Screen cap from EMF's Unbelievable music video.


EMF's Unbelievable from Schubert Dip was the more dance oriented of the hit songs of these two bands. It had a raucous beat, a prominent base line in the mix, samples and keyboards pushing an uptempo song. The song is relentless in its tempo but it does have some hard breaks and even a guitar solo in it. The music video was like watching a rave with the band members dancing on stage, the swirling lights and the crowd dancing to the song. This song was a complete left turn from anything else on commercial rock radio at the time. The song was one big good time.

Unfortunately the rest of Schubert Dip was a let down. Only the song Lies was of half-interest to me. So EMF caught lightning in a bottle with Unbelievable and they had no staying power in the American rock scene. The album released in May 1991 would reach number twelve on the U.S. Billboard 200 chart and they would never achieve that success again.

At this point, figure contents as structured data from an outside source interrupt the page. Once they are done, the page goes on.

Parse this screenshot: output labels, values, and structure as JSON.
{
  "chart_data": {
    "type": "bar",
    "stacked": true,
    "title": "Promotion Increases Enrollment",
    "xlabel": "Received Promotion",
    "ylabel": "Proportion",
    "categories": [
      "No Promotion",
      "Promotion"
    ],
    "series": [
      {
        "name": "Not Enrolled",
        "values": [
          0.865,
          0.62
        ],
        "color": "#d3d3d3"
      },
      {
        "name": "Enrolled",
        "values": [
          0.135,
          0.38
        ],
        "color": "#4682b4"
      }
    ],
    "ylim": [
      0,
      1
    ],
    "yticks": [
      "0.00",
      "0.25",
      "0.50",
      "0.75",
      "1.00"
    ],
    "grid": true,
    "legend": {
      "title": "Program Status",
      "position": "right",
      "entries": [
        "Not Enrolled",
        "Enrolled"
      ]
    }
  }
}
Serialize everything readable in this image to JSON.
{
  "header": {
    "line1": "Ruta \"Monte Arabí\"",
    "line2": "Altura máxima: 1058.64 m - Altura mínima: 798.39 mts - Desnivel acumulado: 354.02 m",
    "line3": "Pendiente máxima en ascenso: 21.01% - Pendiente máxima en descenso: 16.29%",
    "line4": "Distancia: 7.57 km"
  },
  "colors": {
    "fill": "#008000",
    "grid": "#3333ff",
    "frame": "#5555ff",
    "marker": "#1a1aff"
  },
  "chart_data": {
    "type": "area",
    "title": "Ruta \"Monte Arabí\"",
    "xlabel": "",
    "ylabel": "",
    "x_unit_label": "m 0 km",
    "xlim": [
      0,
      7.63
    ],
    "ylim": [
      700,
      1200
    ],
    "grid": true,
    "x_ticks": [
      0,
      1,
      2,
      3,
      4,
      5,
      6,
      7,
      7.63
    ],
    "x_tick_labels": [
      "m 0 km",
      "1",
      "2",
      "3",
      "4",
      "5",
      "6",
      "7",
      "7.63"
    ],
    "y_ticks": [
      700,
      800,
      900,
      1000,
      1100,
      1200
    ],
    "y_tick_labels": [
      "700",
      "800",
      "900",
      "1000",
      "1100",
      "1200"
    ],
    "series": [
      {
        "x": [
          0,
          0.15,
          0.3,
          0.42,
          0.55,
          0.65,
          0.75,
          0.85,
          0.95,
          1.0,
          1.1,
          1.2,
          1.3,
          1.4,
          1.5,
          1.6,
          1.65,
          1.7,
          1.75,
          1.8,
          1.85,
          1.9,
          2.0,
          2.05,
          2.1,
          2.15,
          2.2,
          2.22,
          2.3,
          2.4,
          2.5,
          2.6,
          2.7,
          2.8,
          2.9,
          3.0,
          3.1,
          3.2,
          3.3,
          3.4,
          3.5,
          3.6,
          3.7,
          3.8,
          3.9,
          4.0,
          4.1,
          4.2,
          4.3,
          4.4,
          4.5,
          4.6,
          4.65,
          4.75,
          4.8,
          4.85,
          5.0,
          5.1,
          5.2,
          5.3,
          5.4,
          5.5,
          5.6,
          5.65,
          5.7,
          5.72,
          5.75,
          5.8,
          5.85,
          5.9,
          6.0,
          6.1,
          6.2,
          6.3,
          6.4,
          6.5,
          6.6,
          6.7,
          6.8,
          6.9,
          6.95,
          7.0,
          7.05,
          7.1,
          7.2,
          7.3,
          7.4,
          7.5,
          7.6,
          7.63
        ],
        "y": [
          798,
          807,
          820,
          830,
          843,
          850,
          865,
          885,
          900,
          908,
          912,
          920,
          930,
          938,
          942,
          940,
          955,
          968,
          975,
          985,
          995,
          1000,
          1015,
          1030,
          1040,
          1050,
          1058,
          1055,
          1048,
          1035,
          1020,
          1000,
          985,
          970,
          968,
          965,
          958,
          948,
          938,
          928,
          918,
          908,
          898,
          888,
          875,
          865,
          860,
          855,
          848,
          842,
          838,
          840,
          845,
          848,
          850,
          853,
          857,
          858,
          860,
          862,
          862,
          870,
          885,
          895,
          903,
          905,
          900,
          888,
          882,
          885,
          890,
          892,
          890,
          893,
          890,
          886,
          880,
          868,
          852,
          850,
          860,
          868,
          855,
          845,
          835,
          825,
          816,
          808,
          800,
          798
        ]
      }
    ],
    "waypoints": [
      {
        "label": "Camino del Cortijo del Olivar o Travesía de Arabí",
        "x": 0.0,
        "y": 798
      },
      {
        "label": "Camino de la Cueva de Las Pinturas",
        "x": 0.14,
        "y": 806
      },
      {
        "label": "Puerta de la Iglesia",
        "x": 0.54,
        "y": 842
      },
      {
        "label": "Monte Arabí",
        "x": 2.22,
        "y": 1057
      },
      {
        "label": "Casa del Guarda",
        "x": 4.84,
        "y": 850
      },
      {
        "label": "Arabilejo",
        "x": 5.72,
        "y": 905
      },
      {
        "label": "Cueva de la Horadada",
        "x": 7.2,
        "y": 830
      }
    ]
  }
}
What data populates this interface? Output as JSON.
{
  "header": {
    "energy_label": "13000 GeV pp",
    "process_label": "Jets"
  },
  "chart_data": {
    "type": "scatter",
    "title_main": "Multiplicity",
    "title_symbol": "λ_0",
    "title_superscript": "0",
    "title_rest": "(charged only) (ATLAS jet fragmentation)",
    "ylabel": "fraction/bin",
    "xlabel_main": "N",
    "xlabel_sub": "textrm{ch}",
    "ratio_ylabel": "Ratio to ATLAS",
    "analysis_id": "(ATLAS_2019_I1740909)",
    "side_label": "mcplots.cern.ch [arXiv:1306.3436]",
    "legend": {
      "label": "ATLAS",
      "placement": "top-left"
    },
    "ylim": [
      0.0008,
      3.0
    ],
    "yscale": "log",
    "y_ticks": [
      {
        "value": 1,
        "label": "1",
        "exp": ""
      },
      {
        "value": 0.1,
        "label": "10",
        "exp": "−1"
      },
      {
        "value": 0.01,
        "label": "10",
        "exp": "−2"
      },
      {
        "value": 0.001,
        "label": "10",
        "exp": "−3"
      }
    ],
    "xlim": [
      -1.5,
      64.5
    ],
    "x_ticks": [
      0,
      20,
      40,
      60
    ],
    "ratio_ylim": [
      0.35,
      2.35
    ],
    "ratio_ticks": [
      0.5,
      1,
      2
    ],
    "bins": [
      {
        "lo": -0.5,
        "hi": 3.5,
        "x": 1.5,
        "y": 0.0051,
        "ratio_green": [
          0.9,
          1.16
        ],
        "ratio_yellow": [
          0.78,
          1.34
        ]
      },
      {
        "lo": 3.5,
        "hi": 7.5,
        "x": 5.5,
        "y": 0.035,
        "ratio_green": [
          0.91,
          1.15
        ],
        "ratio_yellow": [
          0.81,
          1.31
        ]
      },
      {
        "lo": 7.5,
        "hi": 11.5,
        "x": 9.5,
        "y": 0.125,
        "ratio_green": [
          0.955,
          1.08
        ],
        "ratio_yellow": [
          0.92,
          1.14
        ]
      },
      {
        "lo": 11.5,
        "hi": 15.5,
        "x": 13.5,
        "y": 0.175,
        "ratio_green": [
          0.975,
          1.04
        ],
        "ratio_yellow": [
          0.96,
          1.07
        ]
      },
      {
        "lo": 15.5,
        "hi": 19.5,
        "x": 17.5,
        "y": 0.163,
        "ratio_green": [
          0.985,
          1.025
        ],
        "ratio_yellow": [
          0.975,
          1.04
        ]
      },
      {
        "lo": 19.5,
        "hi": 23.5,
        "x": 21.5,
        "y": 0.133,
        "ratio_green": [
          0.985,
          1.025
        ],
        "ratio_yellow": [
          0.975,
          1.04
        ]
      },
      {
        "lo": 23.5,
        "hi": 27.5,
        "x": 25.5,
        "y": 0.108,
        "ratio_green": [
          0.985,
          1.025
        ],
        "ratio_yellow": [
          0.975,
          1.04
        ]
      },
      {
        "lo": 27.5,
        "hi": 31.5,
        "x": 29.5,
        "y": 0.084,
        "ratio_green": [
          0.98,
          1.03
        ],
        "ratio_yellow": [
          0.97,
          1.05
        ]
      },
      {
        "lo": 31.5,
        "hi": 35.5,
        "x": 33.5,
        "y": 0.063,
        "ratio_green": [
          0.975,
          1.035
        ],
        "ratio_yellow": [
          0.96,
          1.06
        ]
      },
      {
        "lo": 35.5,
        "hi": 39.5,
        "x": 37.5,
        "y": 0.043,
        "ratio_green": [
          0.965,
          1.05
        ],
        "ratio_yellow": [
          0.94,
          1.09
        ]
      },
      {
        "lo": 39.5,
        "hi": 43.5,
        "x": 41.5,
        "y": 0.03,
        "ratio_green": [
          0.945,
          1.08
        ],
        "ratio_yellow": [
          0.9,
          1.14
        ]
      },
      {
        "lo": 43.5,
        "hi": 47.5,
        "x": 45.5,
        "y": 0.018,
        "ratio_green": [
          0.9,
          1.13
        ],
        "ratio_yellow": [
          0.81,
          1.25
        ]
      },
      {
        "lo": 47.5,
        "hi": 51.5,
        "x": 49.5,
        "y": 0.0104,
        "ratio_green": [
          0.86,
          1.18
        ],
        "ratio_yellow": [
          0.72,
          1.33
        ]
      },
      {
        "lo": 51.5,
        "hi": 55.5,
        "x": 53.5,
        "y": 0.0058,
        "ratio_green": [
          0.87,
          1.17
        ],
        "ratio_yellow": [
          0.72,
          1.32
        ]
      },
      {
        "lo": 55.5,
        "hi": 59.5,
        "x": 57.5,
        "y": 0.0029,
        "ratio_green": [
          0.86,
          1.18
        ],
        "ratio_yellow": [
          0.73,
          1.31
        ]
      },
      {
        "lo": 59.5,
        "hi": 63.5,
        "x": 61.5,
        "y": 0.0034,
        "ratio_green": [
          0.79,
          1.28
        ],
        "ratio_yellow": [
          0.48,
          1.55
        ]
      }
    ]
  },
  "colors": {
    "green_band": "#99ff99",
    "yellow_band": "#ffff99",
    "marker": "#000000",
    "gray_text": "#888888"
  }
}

Jesus Jones' album Doubt also recorded in 1990 like Schubert Dip and released in 1991. It would climb to number twenty-seven on the U.S. Billboard 200 chart but it would produce more than one hit song. Of the two albums Doubt was the better one as it featured more skillful songwriting and had a more cohesive sound. Of the two bands Jesus Jones would have seemed to be a more sustainable band but like EMF they never managed to have prolonged success in the United States. The window that had quickly opened for them while rock was transitioning in 1991 would just as quickly close as grunge took over.


Right Here, Right Now was a song that was perfectly timed at the beginning of the new decade. It captured the sentiment of the time that was about hope and a sense of change that was flowering in the air. After the revolutions in Eastern Europe, the fall of the Berlin Wall, and the failures of communism at the end of the 1980s hope for a brighter future was evident. The song opens with the line, "A woman on the radio talks about a revolution, when it's already passed her by." That line is quite funny because it speaks to differences of how some (the media, the older generation, the powers that be) are finally catching on after the revolution has already happened and the new generation is taking control. Rock music was ready to take that cue too and it would happen in 1991.

This song is a celebration and makes a wise observation of that change in the world with lines such as, "I saw the decade end, when it seemed the world could change at the blink of an eye and if anything, then there's your sign of the times." I felt that way, I felt that the world was changing and mostly for the better. The Cold War was over and it no longer captured our imaginations in a slurry of fear. Anything was possible and many of us in the United States were getting ready to put our faith into a candidate from Hope, Arkansas in October 1991 named Bill Clinton.

Screen cap from the video for Right Here, Right Now.

Right Here, Right Now touched on the mood of so many of us that year that it hit number one of the modern rock chart and number two on the Billboard Hot 100. The music video for the song was just made for the MTV generation as it employs clips of actual news events projected onto a wall while the lead singer sits on a sofa watching the world change. MTV played that video so often you could not avoid seeing it several times a day that spring and summer.

EMF and Jesus Jones would never achieve the level of success as they did in 1991 but they did leave us with a few hits that are still worthy of listening to today.

The brief success and my liking of these two bands prove that I and other teenagers were ready for something other than glam and leather rock. Little did I know that while I was enjoying EMF and Jesus Jones, a band I had never heard of called Nirvana was in the studio that spring recording Nevermind. As much as I loved rock music I never could get into Skid Row or Metallica and I was tired of Bon Jovi, Poison and Motley Crue. Lord knows my friends were pushing Skid Row on me since 1989 but I never liked them. Thankfully bands such Nirvana, Pearl Jam, Soundgarden, and Alice In Chains were there to take the reigns of rock if only for a brief few years. It was an exciting time in rock music and one I wish we could experience at least one more time in my life.